Hantise
— Tu nous veux, ensemble, lui et moi ?
Flavia acquiesça en baissant les yeux, gênée de laisser échapper un aveu... un aveu de faiblesse, d'amour, de soumission ? En ce moment, elle aurait eu bien du mal à prendre du recul pour découvrir en elle-même les motivations de sa requête.
— Tu en es sûre ? Tu sais ce que ça implique.
À nouveau, elle secoua la tête pour signifier son assentiment, sans parvenir à ajouter quoi que ce soit.
Une main douce mais ferme lui releva le menton et instantanément, elle fut happée par les prunelles incandescentes du capo napolitain. Des flammes bleues l'abîmèrent dans leur intensité. Oui, elle le désirait... non, elle les désirait.
— Soit, conclut l'homme, d'un ton sentencieux. Leandro, viens t'occuper de notre amie, ajouta-t-il, laconique.
Aussitôt, une ombre carrée, colossale, sortit de l'ombre derrière elle.
Sans avoir besoin de se retourner, elle ressentit immédiatement l'aura de force tranquille qui émanait de son ancien amant. Un frisson parcourut sa colonne vertébrale et se répandit en vagues brûlantes dans sa poitrine. Son teint diaphane se teinta de rose alors que, paradoxalement, la chair de poule hérissait la moindre parcelle de peau. Ses jambes se dérobèrent sous elle.

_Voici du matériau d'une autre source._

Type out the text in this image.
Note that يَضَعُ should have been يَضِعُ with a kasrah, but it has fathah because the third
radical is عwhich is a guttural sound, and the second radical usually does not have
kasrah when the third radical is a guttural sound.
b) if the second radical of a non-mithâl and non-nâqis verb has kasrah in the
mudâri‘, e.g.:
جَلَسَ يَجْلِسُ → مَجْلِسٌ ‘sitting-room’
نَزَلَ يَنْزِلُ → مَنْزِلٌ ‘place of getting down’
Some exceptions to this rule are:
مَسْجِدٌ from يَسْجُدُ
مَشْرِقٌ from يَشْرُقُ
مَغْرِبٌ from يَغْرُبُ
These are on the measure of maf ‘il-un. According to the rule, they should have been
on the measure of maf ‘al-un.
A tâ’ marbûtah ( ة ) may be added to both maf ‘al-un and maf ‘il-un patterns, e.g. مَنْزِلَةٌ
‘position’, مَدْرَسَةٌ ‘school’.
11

Un bras musculeux s'enroula autour de sa taille pour l'empêcher de s'affaisser. Il était là, tout près. Ses omoplates s'appuyaient contre le torse puissant et s'appesantirent davantage contre lui. Elle perçut la douce toison qui enveloppait délicatement ses pectoraux, frémit de retrouver cette délicieuse sensation.

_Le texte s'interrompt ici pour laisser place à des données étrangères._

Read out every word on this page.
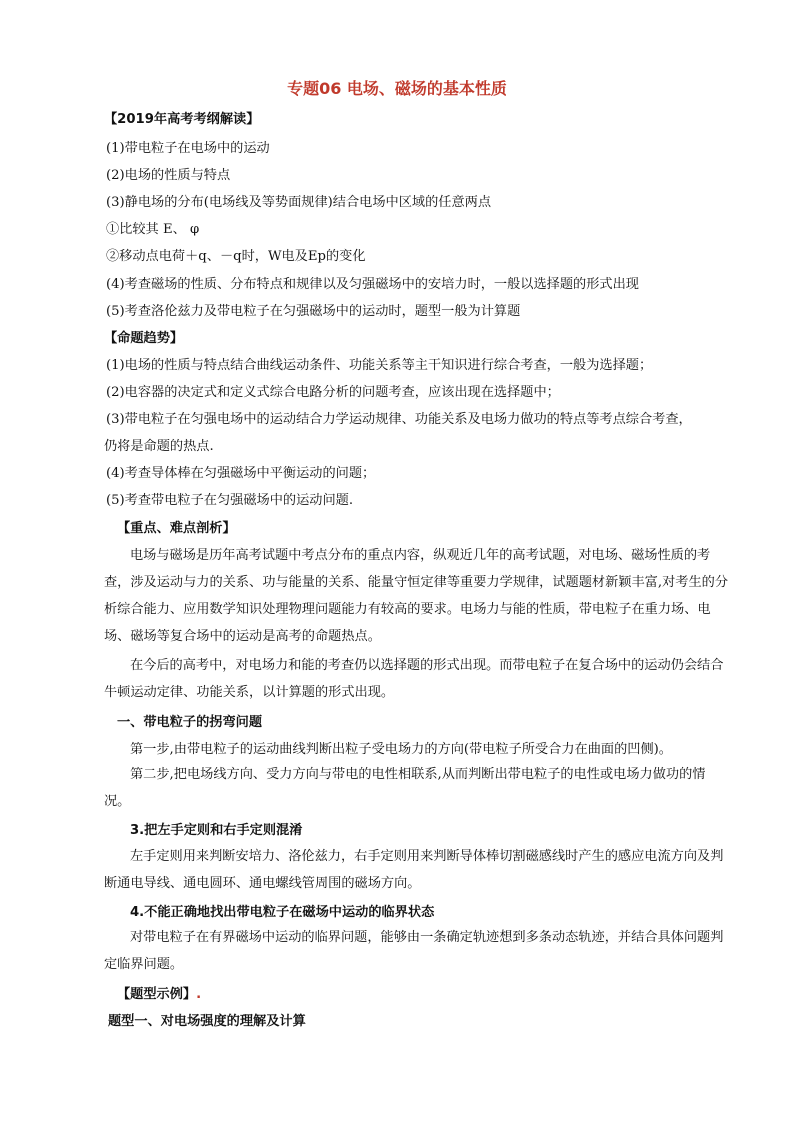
专题06 电场、磁场的基本性质
【2019年高考考纲解读】
(1)带电粒子在电场中的运动
(2)电场的性质与特点
(3)静电场的分布(电场线及等势面规律)结合电场中区域的任意两点
①比较其 E、 φ
②移动点电荷＋q、－q时，W电及Ep的变化
(4)考查磁场的性质、分布特点和规律以及匀强磁场中的安培力时，一般以选择题的形式出现
(5)考查洛伦兹力及带电粒子在匀强磁场中的运动时，题型一般为计算题
【命题趋势】
(1)电场的性质与特点结合曲线运动条件、功能关系等主干知识进行综合考查，一般为选择题；
(2)电容器的决定式和定义式综合电路分析的问题考查，应该出现在选择题中；
(3)带电粒子在匀强电场中的运动结合力学运动规律、功能关系及电场力做功的特点等考点综合考查，
仍将是命题的热点.
(4)考查导体棒在匀强磁场中平衡运动的问题；
(5)考查带电粒子在匀强磁场中的运动问题.
【重点、难点剖析】
电场与磁场是历年高考试题中考点分布的重点内容，纵观近几年的高考试题，对电场、磁场性质的考查，涉及运动与力的关系、功与能量的关系、能量守恒定律等重要力学规律，试题题材新颖丰富,对考生的分析综合能力、应用数学知识处理物理问题能力有较高的要求。电场力与能的性质，带电粒子在重力场、电场、磁场等复合场中的运动是高考的命题热点。
在今后的高考中，对电场力和能的考查仍以选择题的形式出现。而带电粒子在复合场中的运动仍会结合牛顿运动定律、功能关系，以计算题的形式出现。
一、带电粒子的拐弯问题
第一步,由带电粒子的运动曲线判断出粒子受电场力的方向(带电粒子所受合力在曲面的凹侧)。
第二步,把电场线方向、受力方向与带电的电性相联系,从而判断出带电粒子的电性或电场力做功的情况。
3.把左手定则和右手定则混淆
左手定则用来判断安培力、洛伦兹力，右手定则用来判断导体棒切割磁感线时产生的感应电流方向及判断通电导线、通电圆环、通电螺线管周围的磁场方向。
4.不能正确地找出带电粒子在磁场中运动的临界状态
对带电粒子在有界磁场中运动的临界问题，能够由一条确定轨迹想到多条动态轨迹，并结合具体问题判定临界问题。
【题型示例】.
题型一、对电场强度的理解及计算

Que ressentit le capo à les voir ainsi enlacés ? Seules les ténèbres de son âme en avaient le secret.
Il reprit la parole.
— Déshabille-la, et prépare-la, ordonna-t-il d'une voix sèche qui trahissait son tempérament impérieux.
Quelques secondes s'écoulèrent sans que, pourtant, Leandro n'obtempère. Flavia reconnaissait bien là sa prévenance habituelle. Elle tourna légèrement la tête pour l'inviter à exécuter l'ordre de son supérieur. Un souffle balaya ses cheveux, peut-être un soupir, supposa-t-elle.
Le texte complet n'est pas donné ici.